Hay un tercer remedio para adquirir la desconfianza en sí mismo (respecto al
lograr conseguir por nuestra propia cuenta la santidad) y consiste en acostumbrarse
poco a poco a no fiarse de las propias fuerzas para lograr mantener el alma sin
pecado, y a sentir verdadero temor acerca de las trampas que nos van a presentar
nuestras malas inclinaciones que tienden siempre hacía el pecado; a recordar que
son innumerables los enemigos que se oponen a que consigamos la perfección, los
cuales son incomparablemente más astutos y fuertes que nosotros y aun logran
hacer lo que ya temía san Pablo:
"Se transforman en ángeles de luz, para engañarnos" (1Co 11, 14)
y con apariencia de que nos están guiando hacía el cielo nos ponen trampas contra nuestra salvación.

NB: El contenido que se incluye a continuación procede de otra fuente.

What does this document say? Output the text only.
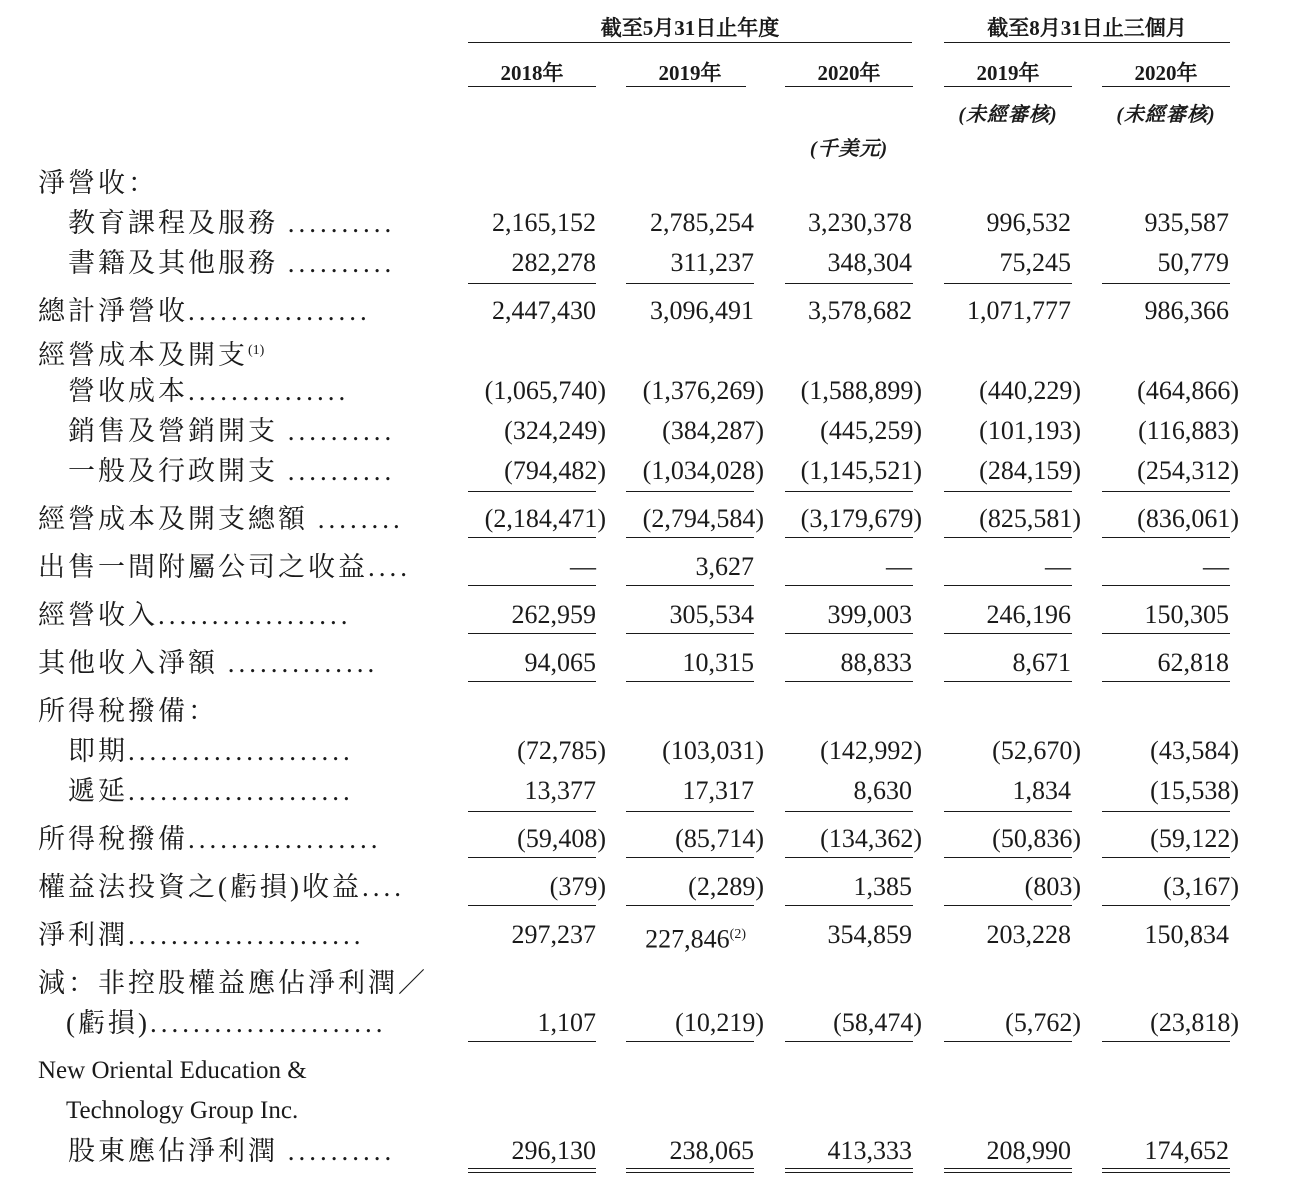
截至5月31日止年度	截至8月31日止三個月
2018年	2019年	2020年	2019年	2020年
(未經審核)	(未經審核)
(千美元)
淨營收：
教育課程及服務 ..........	2,165,152 2,785,254 3,230,378	996,532	935,587
書籍及其他服務 ..........	282,278	311,237	348,304	75,245	50,779
總計淨營收.................	2,447,430 3,096,491 3,578,682 1,071,777	986,366
經營成本及開支$^{(1)}$
營收成本...............	(1,065,740) (1,376,269) (1,588,899) (440,229) (464,866)
銷售及營銷開支 ..........	(324,249) (384,287) (445,259) (101,193) (116,883)
一般及行政開支 ..........	(794,482) (1,034,028) (1,145,521) (284,159) (254,312)
經營成本及開支總額 ........	(2,184,471) (2,794,584) (3,179,679) (825,581) (836,061)
出售一間附屬公司之收益....	—	3,627	—	—	—
經營收入..................	262,959	305,534	399,003	246,196	150,305
其他收入淨額 ..............	94,065	10,315	88,833	8,671	62,818
所得稅撥備：
即期.....................	(72,785) (103,031) (142,992)	(52,670)	(43,584)
遞延.....................	13,377	17,317	8,630	1,834	(15,538)
所得稅撥備..................	(59,408)	(85,714) (134,362)	(50,836)	(59,122)
權益法投資之(虧損)收益....	(379)	(2,289)	1,385	(803)	(3,167)
淨利潤......................	297,237 227,846$^{(2)}$	354,859	203,228	150,834
減：非控股權益應佔淨利潤／
(虧損)......................	1,107	(10,219)	(58,474)	(5,762)	(23,818)
New Oriental Education &
Technology Group Inc.
股東應佔淨利潤 ..........	296,130	238,065	413,333	208,990	174,652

Con el salmista podemos repetir:
"¡Cuántos son los enemigos de mi alma, Señor! Y la odian con odio cruel". Y no nos
queda sino repetirle la súplica del Salmo 12:
"Señor: ¿Hasta cuándo van a triunfar los enemigos de mi alma? Que no pueda decir mi enemigo: le he vencido: "Qué no se alegren mis adversarios de mi fracaso".